While many people realize the star power of live plants to convert carbon dioxide to oxygen, plants have other hidden talents. Plants in buildings can clean the air and optimize humidity levels.
According to a June study by the Building Owners and Managers Association (BOMA) International, “Presently, 29 percent of the national economy—its GDP—is housed within office buildings.” Additionally, according to a National Human Activity Pattern Study in the 90’s, Americans (on average) spend 87% of their time indoors and 6% in an enclosed vehicle. These are impressive numbers, and while working inside a building seems like a great environment, safe from the extremes of weather and motor exhaust, buildings, especially new construction or remodels, are not as friendly as they appear.
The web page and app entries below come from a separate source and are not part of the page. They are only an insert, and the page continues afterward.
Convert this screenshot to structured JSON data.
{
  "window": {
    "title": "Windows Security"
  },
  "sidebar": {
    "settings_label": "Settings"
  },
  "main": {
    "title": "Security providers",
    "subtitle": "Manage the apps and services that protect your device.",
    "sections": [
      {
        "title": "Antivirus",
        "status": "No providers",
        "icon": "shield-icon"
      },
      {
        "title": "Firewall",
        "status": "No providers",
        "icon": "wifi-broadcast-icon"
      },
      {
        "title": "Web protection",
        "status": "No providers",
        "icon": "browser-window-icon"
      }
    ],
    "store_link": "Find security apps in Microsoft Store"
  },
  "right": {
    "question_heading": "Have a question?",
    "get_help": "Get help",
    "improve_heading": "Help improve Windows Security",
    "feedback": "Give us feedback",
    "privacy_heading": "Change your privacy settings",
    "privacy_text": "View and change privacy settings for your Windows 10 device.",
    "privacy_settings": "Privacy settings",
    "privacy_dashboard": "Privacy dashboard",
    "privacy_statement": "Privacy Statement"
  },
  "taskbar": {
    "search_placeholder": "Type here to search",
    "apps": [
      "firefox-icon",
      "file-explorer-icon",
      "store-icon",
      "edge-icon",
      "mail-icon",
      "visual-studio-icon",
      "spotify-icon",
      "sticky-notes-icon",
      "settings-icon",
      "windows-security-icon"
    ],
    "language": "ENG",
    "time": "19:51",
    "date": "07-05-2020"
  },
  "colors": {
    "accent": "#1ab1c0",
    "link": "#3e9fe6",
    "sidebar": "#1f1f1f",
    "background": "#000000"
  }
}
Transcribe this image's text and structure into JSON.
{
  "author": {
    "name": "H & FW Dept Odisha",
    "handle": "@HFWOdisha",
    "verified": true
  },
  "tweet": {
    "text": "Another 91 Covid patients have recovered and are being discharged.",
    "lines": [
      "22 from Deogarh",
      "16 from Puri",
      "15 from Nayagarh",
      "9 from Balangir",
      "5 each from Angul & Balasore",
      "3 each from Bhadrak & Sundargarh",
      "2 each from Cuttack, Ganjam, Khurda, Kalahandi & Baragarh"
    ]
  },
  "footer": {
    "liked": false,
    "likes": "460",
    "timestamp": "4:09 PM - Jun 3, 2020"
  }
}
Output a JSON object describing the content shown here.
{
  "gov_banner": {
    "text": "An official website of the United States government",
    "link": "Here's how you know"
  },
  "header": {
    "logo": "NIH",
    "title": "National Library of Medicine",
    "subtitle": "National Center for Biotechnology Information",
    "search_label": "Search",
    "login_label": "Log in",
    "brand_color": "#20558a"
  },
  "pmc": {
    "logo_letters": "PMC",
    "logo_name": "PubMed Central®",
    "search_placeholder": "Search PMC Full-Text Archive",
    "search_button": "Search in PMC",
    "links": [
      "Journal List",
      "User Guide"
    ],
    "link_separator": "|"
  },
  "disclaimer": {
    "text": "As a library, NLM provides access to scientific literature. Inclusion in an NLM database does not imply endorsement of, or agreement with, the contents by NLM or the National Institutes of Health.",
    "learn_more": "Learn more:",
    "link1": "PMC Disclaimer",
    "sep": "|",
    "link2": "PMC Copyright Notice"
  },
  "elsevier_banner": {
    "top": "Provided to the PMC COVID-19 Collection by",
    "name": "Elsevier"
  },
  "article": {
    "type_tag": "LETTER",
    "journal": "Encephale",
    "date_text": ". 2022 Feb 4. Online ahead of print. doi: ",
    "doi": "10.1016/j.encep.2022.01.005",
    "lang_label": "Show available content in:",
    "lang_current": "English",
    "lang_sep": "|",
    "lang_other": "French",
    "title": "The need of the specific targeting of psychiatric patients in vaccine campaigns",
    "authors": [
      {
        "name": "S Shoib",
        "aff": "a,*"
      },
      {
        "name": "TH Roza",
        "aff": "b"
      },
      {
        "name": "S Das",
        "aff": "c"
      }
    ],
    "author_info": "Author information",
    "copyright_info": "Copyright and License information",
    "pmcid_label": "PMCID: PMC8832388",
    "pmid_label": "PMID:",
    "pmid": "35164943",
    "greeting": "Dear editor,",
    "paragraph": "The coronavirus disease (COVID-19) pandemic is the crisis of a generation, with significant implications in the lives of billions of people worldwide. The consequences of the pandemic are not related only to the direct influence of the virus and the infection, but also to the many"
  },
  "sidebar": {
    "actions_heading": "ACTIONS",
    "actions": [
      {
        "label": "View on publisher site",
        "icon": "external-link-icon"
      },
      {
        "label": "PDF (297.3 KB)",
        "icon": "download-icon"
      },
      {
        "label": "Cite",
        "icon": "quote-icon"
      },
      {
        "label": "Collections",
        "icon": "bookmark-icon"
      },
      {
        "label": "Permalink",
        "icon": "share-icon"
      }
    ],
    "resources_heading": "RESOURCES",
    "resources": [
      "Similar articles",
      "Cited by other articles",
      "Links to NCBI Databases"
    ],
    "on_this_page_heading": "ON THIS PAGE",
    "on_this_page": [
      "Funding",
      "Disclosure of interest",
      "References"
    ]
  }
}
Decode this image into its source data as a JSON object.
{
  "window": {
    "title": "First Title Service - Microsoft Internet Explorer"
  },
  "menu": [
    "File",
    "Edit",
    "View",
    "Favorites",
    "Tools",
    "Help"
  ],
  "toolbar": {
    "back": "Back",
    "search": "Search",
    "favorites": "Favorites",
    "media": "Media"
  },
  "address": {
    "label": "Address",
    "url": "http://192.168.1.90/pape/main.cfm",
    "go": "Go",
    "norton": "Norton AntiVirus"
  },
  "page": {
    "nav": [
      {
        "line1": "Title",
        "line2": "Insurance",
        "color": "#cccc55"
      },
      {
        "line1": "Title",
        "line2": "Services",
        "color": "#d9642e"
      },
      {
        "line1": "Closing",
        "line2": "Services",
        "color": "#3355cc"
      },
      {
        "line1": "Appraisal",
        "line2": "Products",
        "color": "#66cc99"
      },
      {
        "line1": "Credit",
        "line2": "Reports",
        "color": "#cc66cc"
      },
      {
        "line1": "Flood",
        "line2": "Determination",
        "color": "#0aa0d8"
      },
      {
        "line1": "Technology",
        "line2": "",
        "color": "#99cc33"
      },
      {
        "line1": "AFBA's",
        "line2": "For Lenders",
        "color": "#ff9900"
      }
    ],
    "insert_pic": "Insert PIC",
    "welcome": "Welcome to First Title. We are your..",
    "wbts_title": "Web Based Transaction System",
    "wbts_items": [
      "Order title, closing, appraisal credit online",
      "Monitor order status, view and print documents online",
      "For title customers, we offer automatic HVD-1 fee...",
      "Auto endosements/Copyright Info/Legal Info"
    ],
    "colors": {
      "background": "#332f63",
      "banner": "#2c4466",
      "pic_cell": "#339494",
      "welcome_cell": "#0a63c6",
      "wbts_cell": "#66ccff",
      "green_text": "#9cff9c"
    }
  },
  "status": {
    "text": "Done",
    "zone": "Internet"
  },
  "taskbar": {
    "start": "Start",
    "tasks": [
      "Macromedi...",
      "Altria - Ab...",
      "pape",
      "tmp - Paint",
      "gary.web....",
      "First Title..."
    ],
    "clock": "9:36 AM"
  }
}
Over recent decades, the building industry has reduced energy consumption and become ‘greener’ with improved insulation and less outdoor air transfer. This, unfortunately, reduces indoor air quality as building materials, carpeting, furniture, and even people expel volatile organic compounds (VOCs), and humidity levels reach extremes. VOCs in the air, such as formaldehyde and benzene, can cause sore throats, headaches, and respiratory irritations leading to reduced worker productivity through distraction, reduced efficiency, and absenteeism. Low humidity is associated with colds, allergic attacks and asthma while high humidity can be problematic for furniture, equipment, and people.
Tropical plants are especially efficient at combating some of these problems. Because they are understory plants in their native environment, they must be very efficient at capturing light. They are also very efficient at processing gasses. Leaves absorb VOCs and digest or translocate them to their roots. Transpiration (water vapor emitted through leaves) also moves water from the soil surrounding the roots up through the plant. Air is then moved down around the roots pulling pollutants into the soil. There the plant converts the pollutants into a nutrient it uses. This movement of air facilitates plants in removing toxins from their surroundings. And since HVAC often dries the air, higher transpiration rates speed the cleaning process while emitting water vapor to optimize humidity levels between 35 – 65%.
A landmark study in the 80’s by NASA and the Associated Landscape Contractors of America suggested that one or two plants every 100 square feet could have a positive effect on internal air quality, not to mention their aesthetic and calming value.